Wed, Aug 26, 2009 : 1:25 p.m.

Thanks Ryan. Will do.

Ryan J. Stanton

Wed, Aug 26, 2009 : 12:36 p.m.

Alan, send me an e-mail with any questions you want me to ask any of the candidates and I will ask them for you.

Alan Goldsmith

Wed, Aug 26, 2009 : 11:51 a.m.

Don't be too sure Ryan. She's been on Council for nearly a decade and hasn't taken the leadership on jobs or the homeless. Or 4th Ward quality of life issues either. Looking forward to your articles on the November Council election where hopefully she'll be answering some questions from the media.

Ryan J. Stanton

Tue, Aug 25, 2009 : 3:45 p.m.

In all fairness to Councilwoman Higgins, I should add that, in her comments to me, she was pointing out that there are jobs that have sprouted downtown in recent years such as those in advertising at Google. I don't think she was stating any preference for more dishwasher jobs and tent cities.

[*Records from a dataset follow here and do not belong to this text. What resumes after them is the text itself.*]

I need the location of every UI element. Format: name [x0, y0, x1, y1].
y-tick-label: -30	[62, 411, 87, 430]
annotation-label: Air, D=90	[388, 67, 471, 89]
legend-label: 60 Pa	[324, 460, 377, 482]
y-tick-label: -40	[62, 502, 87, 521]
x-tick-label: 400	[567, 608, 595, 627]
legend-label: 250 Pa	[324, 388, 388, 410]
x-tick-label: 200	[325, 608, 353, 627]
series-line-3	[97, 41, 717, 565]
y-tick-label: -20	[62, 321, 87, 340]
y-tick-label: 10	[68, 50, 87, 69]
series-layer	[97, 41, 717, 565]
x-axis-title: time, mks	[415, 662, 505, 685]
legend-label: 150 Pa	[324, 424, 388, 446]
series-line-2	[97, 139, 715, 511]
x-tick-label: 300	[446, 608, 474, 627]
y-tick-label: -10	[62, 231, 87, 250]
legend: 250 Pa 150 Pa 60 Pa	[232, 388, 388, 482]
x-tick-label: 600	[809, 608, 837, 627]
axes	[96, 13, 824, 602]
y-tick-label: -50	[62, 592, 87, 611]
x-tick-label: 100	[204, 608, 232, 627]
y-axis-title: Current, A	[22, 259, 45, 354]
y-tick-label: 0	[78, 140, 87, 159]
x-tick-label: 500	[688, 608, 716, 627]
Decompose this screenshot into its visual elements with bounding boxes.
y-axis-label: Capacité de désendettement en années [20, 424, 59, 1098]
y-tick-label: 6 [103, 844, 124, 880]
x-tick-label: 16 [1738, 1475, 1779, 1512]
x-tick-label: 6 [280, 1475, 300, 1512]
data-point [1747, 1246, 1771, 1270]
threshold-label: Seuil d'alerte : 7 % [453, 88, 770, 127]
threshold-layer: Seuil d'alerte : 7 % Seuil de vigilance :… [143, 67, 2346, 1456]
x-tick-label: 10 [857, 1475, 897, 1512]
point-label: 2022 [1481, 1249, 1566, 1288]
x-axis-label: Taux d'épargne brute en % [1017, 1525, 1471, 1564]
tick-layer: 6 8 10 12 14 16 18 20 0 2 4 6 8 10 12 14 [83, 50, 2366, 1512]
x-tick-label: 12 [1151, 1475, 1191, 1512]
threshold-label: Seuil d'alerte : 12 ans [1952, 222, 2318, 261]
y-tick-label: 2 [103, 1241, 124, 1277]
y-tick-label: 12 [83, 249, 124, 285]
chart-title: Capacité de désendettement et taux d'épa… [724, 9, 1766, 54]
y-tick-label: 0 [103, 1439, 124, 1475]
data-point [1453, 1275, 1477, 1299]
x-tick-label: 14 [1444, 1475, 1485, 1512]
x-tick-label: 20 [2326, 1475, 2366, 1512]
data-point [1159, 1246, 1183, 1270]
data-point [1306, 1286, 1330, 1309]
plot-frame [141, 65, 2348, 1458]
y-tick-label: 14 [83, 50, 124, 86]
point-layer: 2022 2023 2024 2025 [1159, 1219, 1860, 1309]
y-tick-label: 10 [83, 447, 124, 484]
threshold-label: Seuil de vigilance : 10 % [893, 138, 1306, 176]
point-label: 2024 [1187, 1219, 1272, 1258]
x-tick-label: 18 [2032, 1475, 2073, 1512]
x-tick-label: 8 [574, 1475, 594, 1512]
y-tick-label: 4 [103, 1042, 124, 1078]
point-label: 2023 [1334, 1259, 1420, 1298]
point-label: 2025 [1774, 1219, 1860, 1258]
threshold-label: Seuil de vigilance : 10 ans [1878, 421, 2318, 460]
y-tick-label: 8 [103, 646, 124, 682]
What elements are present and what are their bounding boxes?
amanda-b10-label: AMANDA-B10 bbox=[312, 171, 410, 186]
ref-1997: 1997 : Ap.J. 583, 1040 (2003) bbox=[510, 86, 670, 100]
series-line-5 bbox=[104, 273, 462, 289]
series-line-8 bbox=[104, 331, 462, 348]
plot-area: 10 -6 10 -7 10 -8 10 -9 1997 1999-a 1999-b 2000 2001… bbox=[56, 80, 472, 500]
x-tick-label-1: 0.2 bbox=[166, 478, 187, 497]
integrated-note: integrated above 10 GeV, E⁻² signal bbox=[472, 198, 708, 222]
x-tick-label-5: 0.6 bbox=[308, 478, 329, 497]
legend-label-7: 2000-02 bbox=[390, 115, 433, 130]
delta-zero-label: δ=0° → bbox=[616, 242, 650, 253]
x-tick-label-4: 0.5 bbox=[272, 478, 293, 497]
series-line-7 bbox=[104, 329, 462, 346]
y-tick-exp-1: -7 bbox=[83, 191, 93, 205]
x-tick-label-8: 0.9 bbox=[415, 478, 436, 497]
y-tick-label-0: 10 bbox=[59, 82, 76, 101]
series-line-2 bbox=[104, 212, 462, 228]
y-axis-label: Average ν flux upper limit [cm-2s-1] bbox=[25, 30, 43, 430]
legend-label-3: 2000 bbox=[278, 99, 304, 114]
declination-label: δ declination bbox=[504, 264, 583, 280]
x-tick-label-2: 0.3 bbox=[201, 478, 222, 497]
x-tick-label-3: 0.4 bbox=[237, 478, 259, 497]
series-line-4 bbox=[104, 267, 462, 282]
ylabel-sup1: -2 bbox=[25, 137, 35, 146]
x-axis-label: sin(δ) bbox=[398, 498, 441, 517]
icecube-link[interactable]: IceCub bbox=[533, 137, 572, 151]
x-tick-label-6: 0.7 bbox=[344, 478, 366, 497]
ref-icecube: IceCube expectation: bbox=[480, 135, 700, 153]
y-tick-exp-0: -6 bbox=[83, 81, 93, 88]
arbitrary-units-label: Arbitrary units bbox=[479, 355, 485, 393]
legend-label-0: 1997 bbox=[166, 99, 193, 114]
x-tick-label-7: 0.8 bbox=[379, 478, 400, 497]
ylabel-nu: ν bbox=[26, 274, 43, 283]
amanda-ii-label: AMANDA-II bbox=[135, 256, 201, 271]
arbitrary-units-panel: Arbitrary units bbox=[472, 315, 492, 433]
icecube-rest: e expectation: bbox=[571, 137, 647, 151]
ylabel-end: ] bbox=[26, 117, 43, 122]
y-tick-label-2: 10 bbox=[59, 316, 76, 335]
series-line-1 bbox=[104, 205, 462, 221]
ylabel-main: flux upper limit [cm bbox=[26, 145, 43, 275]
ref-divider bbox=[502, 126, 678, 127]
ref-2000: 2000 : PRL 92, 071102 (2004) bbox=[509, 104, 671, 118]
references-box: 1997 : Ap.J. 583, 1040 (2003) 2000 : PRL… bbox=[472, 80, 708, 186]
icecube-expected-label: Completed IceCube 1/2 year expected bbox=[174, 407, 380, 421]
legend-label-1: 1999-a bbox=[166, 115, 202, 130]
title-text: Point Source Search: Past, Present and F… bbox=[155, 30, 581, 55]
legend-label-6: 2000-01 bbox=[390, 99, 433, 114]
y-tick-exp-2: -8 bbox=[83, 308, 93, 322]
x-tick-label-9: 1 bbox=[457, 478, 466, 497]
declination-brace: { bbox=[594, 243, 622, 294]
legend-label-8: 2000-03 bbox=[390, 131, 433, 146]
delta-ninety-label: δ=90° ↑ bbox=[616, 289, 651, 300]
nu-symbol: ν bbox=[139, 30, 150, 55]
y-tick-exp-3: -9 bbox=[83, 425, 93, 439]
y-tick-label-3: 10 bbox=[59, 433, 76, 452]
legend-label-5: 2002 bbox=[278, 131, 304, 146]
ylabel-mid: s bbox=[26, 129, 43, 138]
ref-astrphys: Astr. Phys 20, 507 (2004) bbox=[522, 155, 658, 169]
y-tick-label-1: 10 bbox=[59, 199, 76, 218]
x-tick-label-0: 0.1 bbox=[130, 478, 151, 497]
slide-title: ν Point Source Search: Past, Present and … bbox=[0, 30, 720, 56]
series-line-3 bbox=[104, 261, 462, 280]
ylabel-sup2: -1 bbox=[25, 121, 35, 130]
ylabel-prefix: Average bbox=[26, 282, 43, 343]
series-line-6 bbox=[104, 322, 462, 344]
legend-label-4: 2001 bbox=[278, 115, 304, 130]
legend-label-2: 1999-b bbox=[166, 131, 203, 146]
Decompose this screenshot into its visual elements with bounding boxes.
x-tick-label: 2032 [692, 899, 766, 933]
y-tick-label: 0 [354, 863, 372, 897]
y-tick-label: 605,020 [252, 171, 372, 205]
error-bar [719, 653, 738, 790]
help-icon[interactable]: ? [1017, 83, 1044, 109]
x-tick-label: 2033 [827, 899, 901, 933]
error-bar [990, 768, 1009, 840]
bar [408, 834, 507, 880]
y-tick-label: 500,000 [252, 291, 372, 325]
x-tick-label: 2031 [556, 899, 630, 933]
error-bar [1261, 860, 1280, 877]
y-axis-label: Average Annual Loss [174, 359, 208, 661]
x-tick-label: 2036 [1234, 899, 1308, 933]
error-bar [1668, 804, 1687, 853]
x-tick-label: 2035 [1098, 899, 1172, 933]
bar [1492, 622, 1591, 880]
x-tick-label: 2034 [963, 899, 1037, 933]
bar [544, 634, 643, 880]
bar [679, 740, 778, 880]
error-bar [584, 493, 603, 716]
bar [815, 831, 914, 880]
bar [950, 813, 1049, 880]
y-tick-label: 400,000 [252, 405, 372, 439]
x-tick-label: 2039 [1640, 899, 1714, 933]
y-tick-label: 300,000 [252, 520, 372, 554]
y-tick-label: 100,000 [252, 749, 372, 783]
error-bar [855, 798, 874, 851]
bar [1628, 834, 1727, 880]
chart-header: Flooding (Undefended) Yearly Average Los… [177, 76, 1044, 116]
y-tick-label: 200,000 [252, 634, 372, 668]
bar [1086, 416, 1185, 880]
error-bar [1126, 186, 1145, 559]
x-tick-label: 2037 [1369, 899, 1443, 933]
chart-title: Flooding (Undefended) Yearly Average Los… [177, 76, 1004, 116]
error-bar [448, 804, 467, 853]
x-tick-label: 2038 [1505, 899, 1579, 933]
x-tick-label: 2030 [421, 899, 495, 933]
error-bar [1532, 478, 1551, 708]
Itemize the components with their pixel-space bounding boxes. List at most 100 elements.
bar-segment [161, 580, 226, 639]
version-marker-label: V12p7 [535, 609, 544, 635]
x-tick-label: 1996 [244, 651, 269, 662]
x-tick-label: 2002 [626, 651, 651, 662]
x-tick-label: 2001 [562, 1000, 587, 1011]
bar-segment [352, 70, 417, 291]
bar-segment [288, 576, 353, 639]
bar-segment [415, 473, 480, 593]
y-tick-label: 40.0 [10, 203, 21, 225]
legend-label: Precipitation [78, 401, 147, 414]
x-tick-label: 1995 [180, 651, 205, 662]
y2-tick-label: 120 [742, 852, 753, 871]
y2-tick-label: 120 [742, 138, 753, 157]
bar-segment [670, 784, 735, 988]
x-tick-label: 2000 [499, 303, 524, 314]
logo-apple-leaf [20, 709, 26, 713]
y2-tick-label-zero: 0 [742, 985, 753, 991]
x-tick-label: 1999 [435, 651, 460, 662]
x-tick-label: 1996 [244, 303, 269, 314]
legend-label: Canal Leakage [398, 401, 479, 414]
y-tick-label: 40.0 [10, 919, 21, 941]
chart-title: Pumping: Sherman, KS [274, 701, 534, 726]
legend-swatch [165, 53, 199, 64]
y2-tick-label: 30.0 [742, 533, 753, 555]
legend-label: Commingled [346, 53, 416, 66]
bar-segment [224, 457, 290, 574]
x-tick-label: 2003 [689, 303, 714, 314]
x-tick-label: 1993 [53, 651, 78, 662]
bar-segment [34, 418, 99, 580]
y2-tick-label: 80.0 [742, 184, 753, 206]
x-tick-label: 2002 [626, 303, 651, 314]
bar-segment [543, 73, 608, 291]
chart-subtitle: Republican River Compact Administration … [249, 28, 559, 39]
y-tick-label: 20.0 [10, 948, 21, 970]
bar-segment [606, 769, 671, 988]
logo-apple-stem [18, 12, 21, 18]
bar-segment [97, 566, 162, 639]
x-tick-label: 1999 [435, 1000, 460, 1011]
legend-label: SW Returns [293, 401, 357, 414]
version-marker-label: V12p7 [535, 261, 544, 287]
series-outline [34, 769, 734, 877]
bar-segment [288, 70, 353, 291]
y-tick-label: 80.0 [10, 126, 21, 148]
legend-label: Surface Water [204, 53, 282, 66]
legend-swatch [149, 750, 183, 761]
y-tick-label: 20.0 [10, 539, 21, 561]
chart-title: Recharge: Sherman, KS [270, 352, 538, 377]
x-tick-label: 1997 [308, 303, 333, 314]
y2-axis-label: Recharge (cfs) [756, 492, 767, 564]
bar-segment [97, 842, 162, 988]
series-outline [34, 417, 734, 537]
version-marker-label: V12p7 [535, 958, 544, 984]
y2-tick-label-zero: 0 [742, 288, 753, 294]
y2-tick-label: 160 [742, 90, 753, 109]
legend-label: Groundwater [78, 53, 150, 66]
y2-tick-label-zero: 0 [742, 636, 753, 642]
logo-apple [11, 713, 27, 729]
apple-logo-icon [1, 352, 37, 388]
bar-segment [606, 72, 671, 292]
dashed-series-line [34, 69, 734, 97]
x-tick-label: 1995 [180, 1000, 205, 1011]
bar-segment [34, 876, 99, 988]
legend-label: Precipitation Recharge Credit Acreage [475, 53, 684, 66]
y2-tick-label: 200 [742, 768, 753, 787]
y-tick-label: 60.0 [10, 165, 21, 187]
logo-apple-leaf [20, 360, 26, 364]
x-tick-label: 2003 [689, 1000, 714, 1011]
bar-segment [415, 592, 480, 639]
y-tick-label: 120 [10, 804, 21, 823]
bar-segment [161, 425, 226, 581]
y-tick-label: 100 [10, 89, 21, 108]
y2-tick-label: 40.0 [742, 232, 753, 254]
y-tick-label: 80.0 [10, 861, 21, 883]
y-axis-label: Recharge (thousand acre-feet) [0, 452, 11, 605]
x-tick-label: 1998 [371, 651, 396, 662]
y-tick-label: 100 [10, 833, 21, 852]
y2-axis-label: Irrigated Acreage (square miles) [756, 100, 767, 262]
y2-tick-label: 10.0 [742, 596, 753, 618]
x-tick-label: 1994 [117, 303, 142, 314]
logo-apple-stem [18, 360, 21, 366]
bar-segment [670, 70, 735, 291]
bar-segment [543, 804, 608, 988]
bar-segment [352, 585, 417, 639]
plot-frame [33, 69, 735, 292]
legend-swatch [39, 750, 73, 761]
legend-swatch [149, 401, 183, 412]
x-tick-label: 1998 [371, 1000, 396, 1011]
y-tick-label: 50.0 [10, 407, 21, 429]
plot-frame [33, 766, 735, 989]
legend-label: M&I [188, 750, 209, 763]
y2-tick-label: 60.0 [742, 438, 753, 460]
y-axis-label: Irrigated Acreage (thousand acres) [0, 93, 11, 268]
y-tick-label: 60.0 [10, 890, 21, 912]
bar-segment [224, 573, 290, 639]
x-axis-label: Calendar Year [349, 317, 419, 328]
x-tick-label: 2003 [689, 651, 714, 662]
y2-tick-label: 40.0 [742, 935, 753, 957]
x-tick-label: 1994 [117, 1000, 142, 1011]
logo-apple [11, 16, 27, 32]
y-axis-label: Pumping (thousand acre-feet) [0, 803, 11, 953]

Tue, Aug 25, 2009 : 2:21 p.m.

...or good-paying accounting jobs. In the modern world, you have to read, write, add, and think. If your skill-set is limited, you won't make it. If the guidelines are "strictly voluntary", who cares? How do they become mandatory?


Tue, Aug 25, 2009 : 12:28 p.m.

"We're going away from manufacturing.Oh boy more of those low paying retail/restraunt jobs for everyone!! Hope city council can talk AATA to make a bus stop at the tent city on the outskirts of town to bring those low wage earners in to wash our dishes and scrub our floors. The race to the bottom continues!